Whilst the judge in the Martin decision was clear that his conclusion turned on the interpretation of that particular contract, employers will be wondering what use the decision is for them as they look to either operate existing clawback arrangements or introduce new clawback arrangements given the Corporate Governance Code’s increased emphasis (see our blog post).
When does Martin matter?
In short, the Martin decision assists in situations where there is a contractual obligation for an employee to repay an earlier cash amount that was itself taxable as employment income. For everything else, Martin doesn’t provide much comfort.
So, what about a clawback of shares that were awarded under a share scheme? Or a clawback that seeks to reimburse an employer that has paid a performance bonus, only to subsequently discover that it has become liable to a fine in respect of the activity that had led to the bonus? And what about a “compensation payment” for something subjective such as the employee damaging the reputation of the employer? Well, the Martin decision is of little use.

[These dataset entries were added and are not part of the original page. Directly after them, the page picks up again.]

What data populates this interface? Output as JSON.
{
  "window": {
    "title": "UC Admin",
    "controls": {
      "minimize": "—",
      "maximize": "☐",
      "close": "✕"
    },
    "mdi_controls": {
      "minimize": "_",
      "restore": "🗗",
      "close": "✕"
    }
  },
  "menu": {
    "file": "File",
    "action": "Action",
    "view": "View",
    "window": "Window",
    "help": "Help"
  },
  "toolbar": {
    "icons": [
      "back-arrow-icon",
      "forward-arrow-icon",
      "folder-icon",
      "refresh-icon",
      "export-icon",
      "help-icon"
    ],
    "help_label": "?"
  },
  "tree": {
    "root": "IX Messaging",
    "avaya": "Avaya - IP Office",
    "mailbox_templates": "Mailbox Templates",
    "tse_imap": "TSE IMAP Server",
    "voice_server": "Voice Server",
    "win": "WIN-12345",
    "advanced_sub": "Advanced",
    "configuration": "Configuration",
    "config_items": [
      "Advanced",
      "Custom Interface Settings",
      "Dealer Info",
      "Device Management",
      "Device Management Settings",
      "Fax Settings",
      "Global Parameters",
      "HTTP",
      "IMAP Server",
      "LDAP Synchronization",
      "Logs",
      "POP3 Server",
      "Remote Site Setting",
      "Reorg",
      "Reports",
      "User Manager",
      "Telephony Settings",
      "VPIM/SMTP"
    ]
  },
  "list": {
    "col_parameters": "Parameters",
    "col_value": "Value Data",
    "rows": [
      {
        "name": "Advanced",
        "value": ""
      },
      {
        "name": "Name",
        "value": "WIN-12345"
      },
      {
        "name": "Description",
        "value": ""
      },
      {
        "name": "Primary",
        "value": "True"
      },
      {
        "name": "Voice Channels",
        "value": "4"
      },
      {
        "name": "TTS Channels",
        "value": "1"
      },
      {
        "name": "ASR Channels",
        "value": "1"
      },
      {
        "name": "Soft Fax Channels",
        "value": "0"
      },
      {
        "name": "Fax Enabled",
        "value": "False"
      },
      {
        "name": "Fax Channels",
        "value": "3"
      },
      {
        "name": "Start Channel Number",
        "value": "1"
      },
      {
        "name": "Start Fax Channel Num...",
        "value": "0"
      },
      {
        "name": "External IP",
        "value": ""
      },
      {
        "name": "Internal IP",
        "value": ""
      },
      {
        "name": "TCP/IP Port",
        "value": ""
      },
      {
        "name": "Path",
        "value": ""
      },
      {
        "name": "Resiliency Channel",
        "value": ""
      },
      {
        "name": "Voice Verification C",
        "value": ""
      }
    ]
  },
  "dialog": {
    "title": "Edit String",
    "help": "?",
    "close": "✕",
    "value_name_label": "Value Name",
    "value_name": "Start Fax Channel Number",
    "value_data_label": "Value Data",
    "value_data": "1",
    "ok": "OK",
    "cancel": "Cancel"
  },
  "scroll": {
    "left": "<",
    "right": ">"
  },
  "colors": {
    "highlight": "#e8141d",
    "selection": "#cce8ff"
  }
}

Despite the increasing use of clawback provisions in share plans (as opposed to contractual bonus arrangements) and the existence of varying trigger events for clawback, these areas continue to have questions which, unhelpfully, remain unanswered.
HMRC to solve the mystery?
We understand that HMRC will not be appealing the Upper Tribunal’s decision in Martin. It seems that HMRC is comfortable that this was the correct decision given those facts (no doubt this view is helped by the judge making it very clear that the decision was relevant only to those particular facts).
HMRC, it seems, understands the need to address the entire clawback situation, including its operation under share schemes, and is therefore looking to develop a formal policy. Hopefully, that policy will deal with the possibility of employees recovering tax when both cash and share awards are clawed back, and will ideally extend to national insurance contributions (something not covered in the Martin decision).
HMRC has suggested that it will seek views before any policy is created, hopefully giving employers, employees and other interested parties the opportunity to comment and potentially shape the policy. However, until that process begins, companies are likely to only take comfort from Martin when dealing with contractual repayments of cash awards – for everything else, the uncertainty remains.